Private Employment: Annual Change

economic risk factor

Signal: Green light

This month’s job creation number came in roughly in line with expectations, but the details were somewhat weaker. Longer-term growth trends are slowing, but this is consistent with this stage of the employment cycle. The big news here was disappointing wage growth, which declined instead of increasing, as was expected. This may have been due to aftereffects of Hurricane Matthew and is no cause for immediate concern, but it will be worth watching.

Because this is an annual figure, the changes are slower and smaller than those we see in more frequently reported data. The annual trend is slowing but remains at levels consistent with stable growth and those of the mid-2000s. Overall, given the volatility of employment growth, this indicator remains a green light.

Private Employment: Monthly Change

economic risk factor

Signal: Green light, but needs to be watched

These are the same numbers as in the previous chart, but on a month-to-month basis, which can provide a better short-term signal. November’s job creation was in line with expectations, but the details were weaker than the headline number would suggest. Nevertheless, this indicator is still within the range of the past couple of years.

The monthly data does seem to be weakening, but that is consistent with the late stage of the employment cycle and probably not cause for concern in the short term. We’ll keep this at a green light, but I’ll be watching to confirm that the positive trend of job growth continues.

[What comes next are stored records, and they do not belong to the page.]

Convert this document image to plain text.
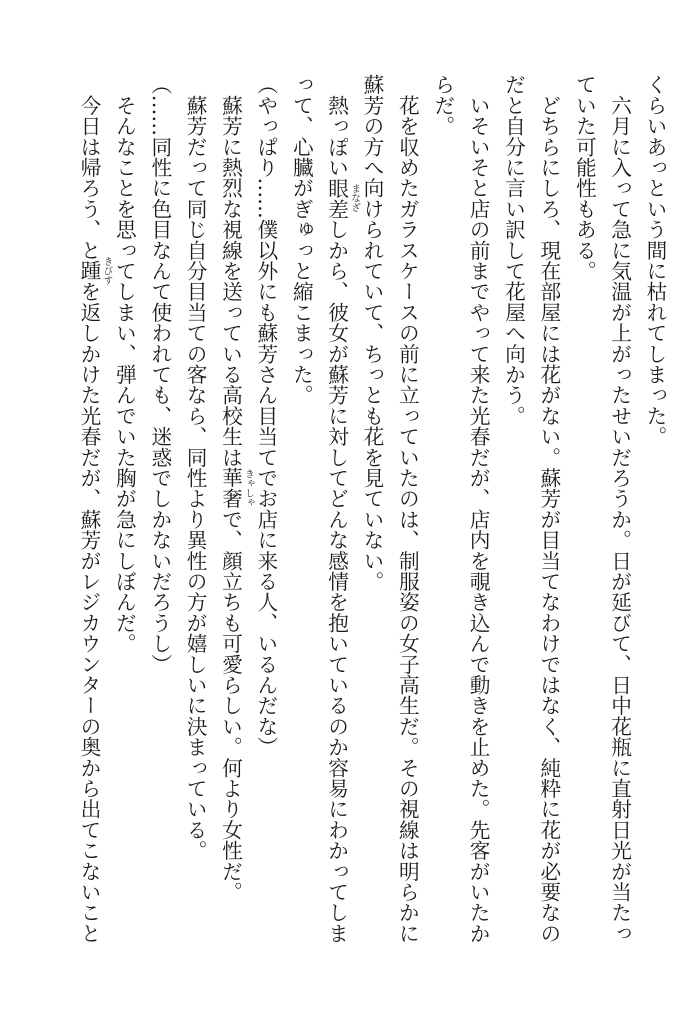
くらいあっという間に枯れてしまった。
　六月に入って急に気温が上がったせいだろうか。日が延びて、日中花瓶に直射日光が当たっ
ていた可能性もある。
　どちらにしろ、現在部屋には花がない。蘇芳が目当てなわけではなく、純粋に花が必要なの
だと自分に言い訳して花屋へ向かう。
　いそいそと店の前までやって来た光春だが、店内を覗き込んで動きを止めた。先客がいたか
らだ。
　花を収めたガラスケースの前に立っていたのは、制服姿の女子高生だ。その視線は明らかに
蘇芳の方へ向けられていて、ちっとも花を見ていない。
　熱っぽい眼差 まなざ
しから、彼女が蘇芳に対してどんな感情を抱いているのか容易にわかってしま
って、心臓がぎゅっと縮こまった。
（やっぱり……僕以外にも蘇芳さん目当てでお店に来る人、いるんだな）
　蘇芳に熱烈な視線を送っている高校生は華奢 きゃしゃ
で、顔立ちも可愛らしい。何より女性だ。
　蘇芳だって同じ自分目当ての客なら、同性より異性の方が嬉しいに決まっている。
（……同性に色目なんて使われても、迷惑でしかないだろうし）
　そんなことを思ってしまい、弾んでいた胸が急にしぼんだ。
　今日は帰ろう、と踵 きびす
を返しかけた光春だが、蘇芳がレジカウンターの奥から出てこないこと
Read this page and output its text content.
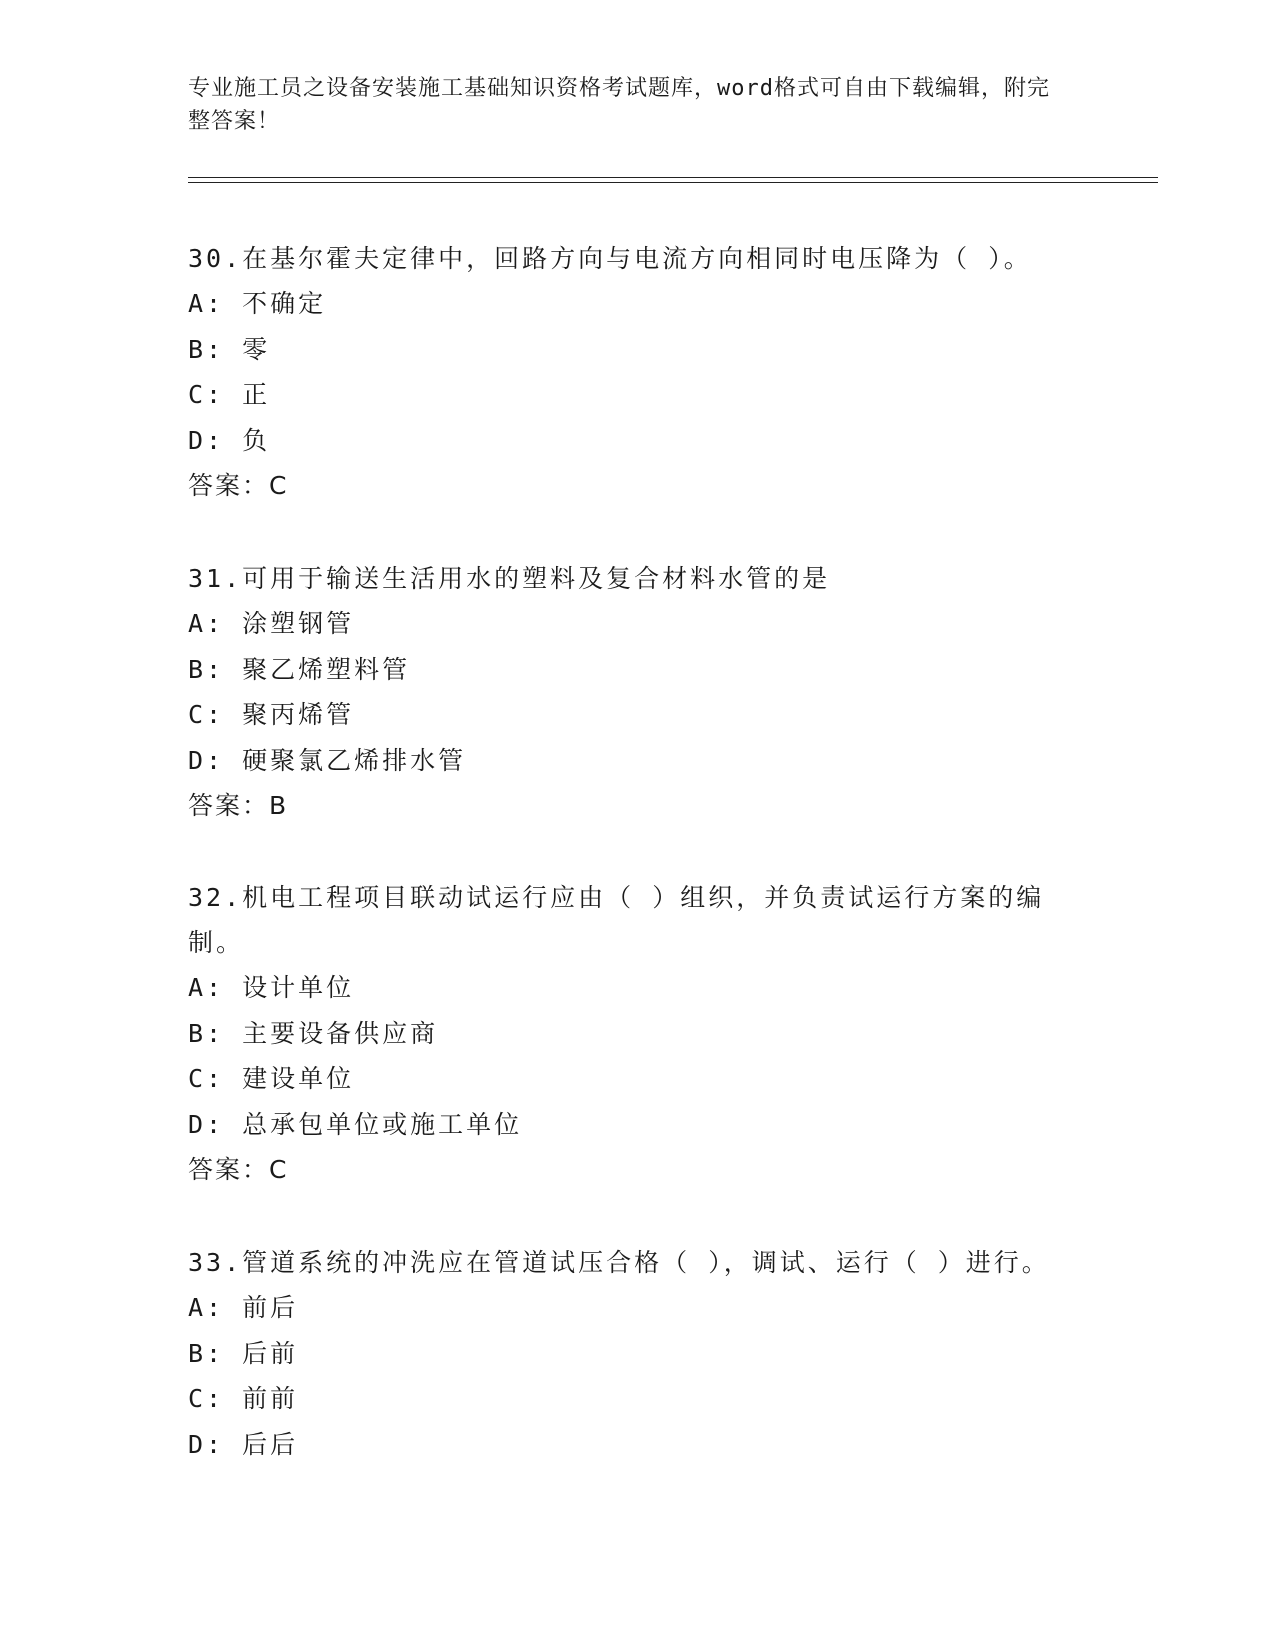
专业施工员之设备安装施工基础知识资格考试题库，word格式可自由下载编辑，附完整答案！
30.在基尔霍夫定律中，回路方向与电流方向相同时电压降为（ ）。
A: 不确定
B: 零
C: 正
D: 负
答案：C
31.可用于输送生活用水的塑料及复合材料水管的是
A: 涂塑钢管
B: 聚乙烯塑料管
C: 聚丙烯管
D: 硬聚氯乙烯排水管
答案：B
32.机电工程项目联动试运行应由（ ）组织，并负责试运行方案的编制。
A: 设计单位
B: 主要设备供应商
C: 建设单位
D: 总承包单位或施工单位
答案：C
33.管道系统的冲洗应在管道试压合格（ ），调试、运行（ ）进行。
A: 前后
B: 后前
C: 前前
D: 后后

Yield Curve (10-Year Minus 3-Month Treasury Rates)

economic risk factor

Signal: Green light

Expectations for faster growth and higher inflation drove up rates for the 10-year Treasury substantially after the election; short-term rates remained stable, widening the spread. With markets convinced that the Federal Reserve will raise short-term rates this month, the spread may decline but should remain at healthy levels.

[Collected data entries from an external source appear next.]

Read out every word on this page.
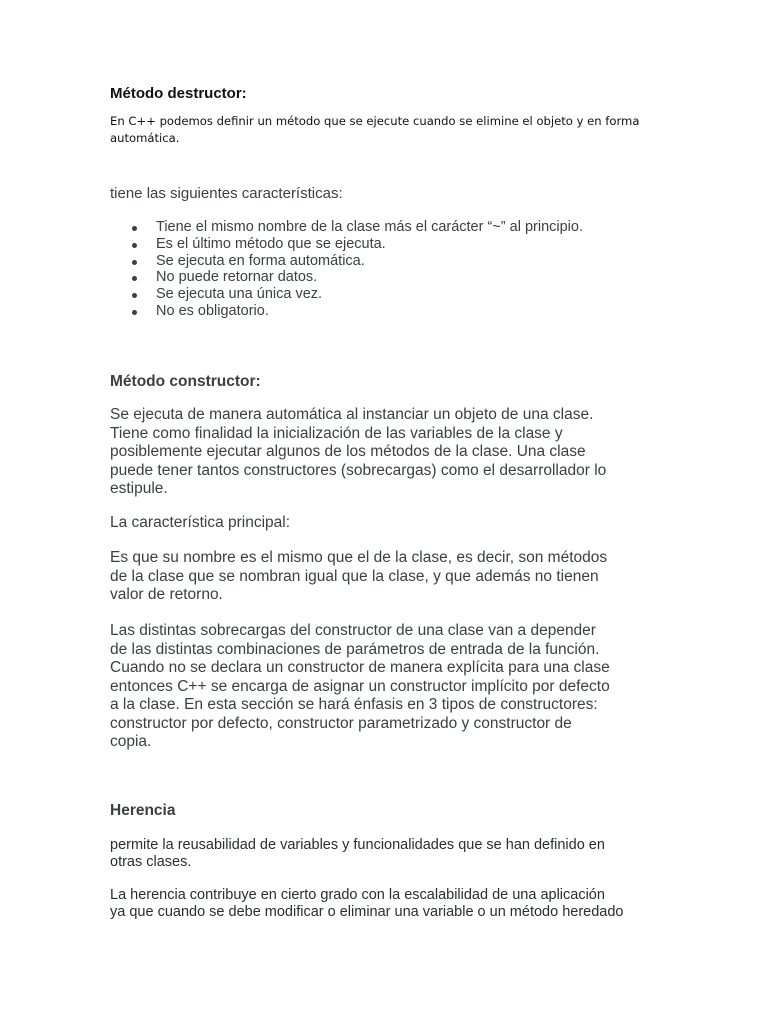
Método destructor:

En C++ podemos definir un método que se ejecute cuando se elimine el objeto y en forma
automática.

tiene las siguientes características:

Tiene el mismo nombre de la clase más el carácter “~” al principio.
Es el último método que se ejecuta.
Se ejecuta en forma automática.
No puede retornar datos.
Se ejecuta una única vez.
No es obligatorio.
Método constructor:

Se ejecuta de manera automática al instanciar un objeto de una clase.
Tiene como finalidad la inicialización de las variables de la clase y
posiblemente ejecutar algunos de los métodos de la clase. Una clase
puede tener tantos constructores (sobrecargas) como el desarrollador lo
estipule.

La característica principal:

Es que su nombre es el mismo que el de la clase, es decir, son métodos
de la clase que se nombran igual que la clase, y que además no tienen
valor de retorno.

Las distintas sobrecargas del constructor de una clase van a depender
de las distintas combinaciones de parámetros de entrada de la función.
Cuando no se declara un constructor de manera explícita para una clase
entonces C++ se encarga de asignar un constructor implícito por defecto
a la clase. En esta sección se hará énfasis en 3 tipos de constructores:
constructor por defecto, constructor parametrizado y constructor de
copia.

Herencia

permite la reusabilidad de variables y funcionalidades que se han definido en
otras clases.

La herencia contribuye en cierto grado con la escalabilidad de una aplicación
ya que cuando se debe modificar o eliminar una variable o un método heredado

The current increased spread puts this indicator even further outside the risk zone, and the change in trend is encouraging.

Consumer Confidence: Annual Change

economic risk factor

Signal: Green light

Consumer confidence improved substantially last month, beating expectations by a wide margin. The year-on-year change returned to very strong levels, reversing most of the decline over the past year. With the improvements in the past two months, especially since the election, the year-on-year change has moved back above zero, well away from the trouble zone.

Given the improving rate of change and the healthy base confidence level, this indicator is no longer suggesting elevated risk, and I’m reinstating a green light here.

Conclusion: Economy healthy, positive trends resuming

Business confidence has become very volatile, but this month’s bounce takes us to another recent high, extending the positive trend of the past several months. Consumers remain confident on an absolute basis, and there has been substantial improvement recently, suggesting that they will continue to support economic growth. Overall, conditions remain positive and look likely to continue.

With recent improvements in data and sentiment, the economic risk level has declined. Though we certainly need to watch how the economy evolves, I’m leaving the overall indicator at a green light.